Referential Integrity with an Example.
With the relationship of “Primary Key” and “Foreign Key” between multiple tables, the meaning of the data is complete with all dependencies established by the relationship. If primary key record is deleted or edited then the meaning might no more be same as data in secondary tables might be separated without any dependency.
Any foreign key is expected as a primary key in the referenced table this is referential integrity.
B_ID column in Books table is primary key and foreign key in Publisher and Author table. With this established dependency the Book details will also get Author and Publisher names (data completeness ensured).
In a scenario where a record from Books table is deleted, the data in Publisher and Author will not make any sense on their own as they are linked with B_ID. By ensuring referential integrity the record in Books table cannot be deleted without first deleting the related records in Publisher and Author tables (this can be done with cascade delete also). In a similar way any primary key record is expected to have a foreign key record to ensure the completeness of the meaning of the data.

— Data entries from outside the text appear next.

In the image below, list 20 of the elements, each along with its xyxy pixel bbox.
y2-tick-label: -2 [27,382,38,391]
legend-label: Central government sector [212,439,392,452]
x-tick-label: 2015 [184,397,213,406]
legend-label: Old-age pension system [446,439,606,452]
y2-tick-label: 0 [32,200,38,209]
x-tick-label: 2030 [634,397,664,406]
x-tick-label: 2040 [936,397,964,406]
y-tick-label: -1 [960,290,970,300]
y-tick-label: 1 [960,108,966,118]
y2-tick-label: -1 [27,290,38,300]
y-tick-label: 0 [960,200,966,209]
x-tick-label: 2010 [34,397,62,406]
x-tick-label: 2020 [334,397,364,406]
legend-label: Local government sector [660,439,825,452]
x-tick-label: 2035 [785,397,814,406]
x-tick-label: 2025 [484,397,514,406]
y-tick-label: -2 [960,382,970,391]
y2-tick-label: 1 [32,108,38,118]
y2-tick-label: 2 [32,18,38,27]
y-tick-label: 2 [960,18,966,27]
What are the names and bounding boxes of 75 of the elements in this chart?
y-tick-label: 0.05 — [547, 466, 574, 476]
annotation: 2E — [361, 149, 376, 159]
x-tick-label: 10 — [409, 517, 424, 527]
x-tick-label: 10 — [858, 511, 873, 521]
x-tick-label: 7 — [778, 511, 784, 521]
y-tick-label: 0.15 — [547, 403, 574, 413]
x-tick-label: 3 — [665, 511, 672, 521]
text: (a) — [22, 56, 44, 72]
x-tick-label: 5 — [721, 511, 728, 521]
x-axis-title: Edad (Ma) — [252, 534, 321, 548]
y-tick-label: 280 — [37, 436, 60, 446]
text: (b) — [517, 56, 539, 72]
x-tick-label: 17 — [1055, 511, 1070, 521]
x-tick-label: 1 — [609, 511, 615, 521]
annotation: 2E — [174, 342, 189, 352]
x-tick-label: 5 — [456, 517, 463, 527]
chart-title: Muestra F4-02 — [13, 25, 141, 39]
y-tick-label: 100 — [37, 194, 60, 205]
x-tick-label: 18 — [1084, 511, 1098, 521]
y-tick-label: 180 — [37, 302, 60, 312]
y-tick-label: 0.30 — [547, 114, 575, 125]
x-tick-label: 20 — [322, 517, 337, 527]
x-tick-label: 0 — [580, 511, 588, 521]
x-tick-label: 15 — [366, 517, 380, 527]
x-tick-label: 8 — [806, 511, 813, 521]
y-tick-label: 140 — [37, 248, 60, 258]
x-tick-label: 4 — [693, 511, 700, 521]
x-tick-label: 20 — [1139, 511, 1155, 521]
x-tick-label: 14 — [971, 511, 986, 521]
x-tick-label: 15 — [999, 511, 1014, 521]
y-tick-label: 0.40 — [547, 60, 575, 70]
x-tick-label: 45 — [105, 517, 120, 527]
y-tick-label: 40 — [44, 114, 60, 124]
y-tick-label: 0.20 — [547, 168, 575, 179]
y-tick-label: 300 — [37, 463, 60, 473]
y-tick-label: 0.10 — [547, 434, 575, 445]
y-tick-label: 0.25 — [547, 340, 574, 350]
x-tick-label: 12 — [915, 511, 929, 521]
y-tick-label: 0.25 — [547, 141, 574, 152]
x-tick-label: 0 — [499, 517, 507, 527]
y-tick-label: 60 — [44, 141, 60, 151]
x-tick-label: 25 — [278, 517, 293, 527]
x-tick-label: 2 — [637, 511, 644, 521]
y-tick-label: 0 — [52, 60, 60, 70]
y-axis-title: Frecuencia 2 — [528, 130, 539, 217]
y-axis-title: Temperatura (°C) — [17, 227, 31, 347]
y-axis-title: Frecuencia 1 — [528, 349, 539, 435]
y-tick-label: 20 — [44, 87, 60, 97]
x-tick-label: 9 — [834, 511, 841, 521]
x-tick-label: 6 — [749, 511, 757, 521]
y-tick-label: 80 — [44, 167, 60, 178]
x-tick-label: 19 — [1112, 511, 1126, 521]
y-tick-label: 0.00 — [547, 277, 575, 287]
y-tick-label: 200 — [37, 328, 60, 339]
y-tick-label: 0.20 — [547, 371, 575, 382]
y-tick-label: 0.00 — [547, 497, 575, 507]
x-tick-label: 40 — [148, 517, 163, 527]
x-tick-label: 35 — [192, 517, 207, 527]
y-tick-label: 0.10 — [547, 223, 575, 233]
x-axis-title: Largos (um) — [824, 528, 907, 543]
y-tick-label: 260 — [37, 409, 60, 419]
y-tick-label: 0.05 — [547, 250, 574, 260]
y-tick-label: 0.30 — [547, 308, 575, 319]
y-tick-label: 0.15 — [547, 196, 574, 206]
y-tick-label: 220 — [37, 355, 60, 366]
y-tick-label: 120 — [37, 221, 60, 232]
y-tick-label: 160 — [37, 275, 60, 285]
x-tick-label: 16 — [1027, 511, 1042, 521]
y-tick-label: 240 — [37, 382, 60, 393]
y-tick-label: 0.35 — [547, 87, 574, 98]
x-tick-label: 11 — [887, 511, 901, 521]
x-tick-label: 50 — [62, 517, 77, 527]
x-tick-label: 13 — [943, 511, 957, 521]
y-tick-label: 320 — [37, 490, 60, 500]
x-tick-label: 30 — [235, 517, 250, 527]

Referential Join works like Inner Join with the Referential Integrity of the data ensured and also behaves differently in different query scenarios
Examples with different query scenarios.
Note: The scenarios mentioned below are with respect to SAP HANA Calc Views
Join: Join Books.B_ID = Publisher.B_ID;
Scenario 1: Select * from Join;
In this case the referential join behaves like an inner join and gives out the common records
Result: B_ID: 101,102,103 with TITLE, P_NAME
Scenario 2: Select B_ID, TITLE from Join;
In this case data from right table is not queried for, therefore the join itself will not be executed (in calc views) which improves the performance of calc engine. We can say that in this scenario the referential join behaves like join from the Books table.
When to use Referential Join?
Use Referential join when the referential integrity of data is ensured. If the referential integrity is not ensured then the Join might not return expected result.
If a Star join is being built, by default the join choice is Referential. This is because the star join will contain the data from different dimensional tables and fact table. Even though it is not mandatory to have this join, it is preferred.
Referential Join is built on Inner Join, and ensures Referential Integrity. It is optimised to use the calc engine in best way possible like in scenario 2 above.
Nice blog explaining the basics of Referential Join.
One comment from my side,
For Scenario2 : the Referential Join will not be executed if the cardinality is n:1 but if the cardinality on right table is not :1, the join will always be executed even if no column from right table is requested.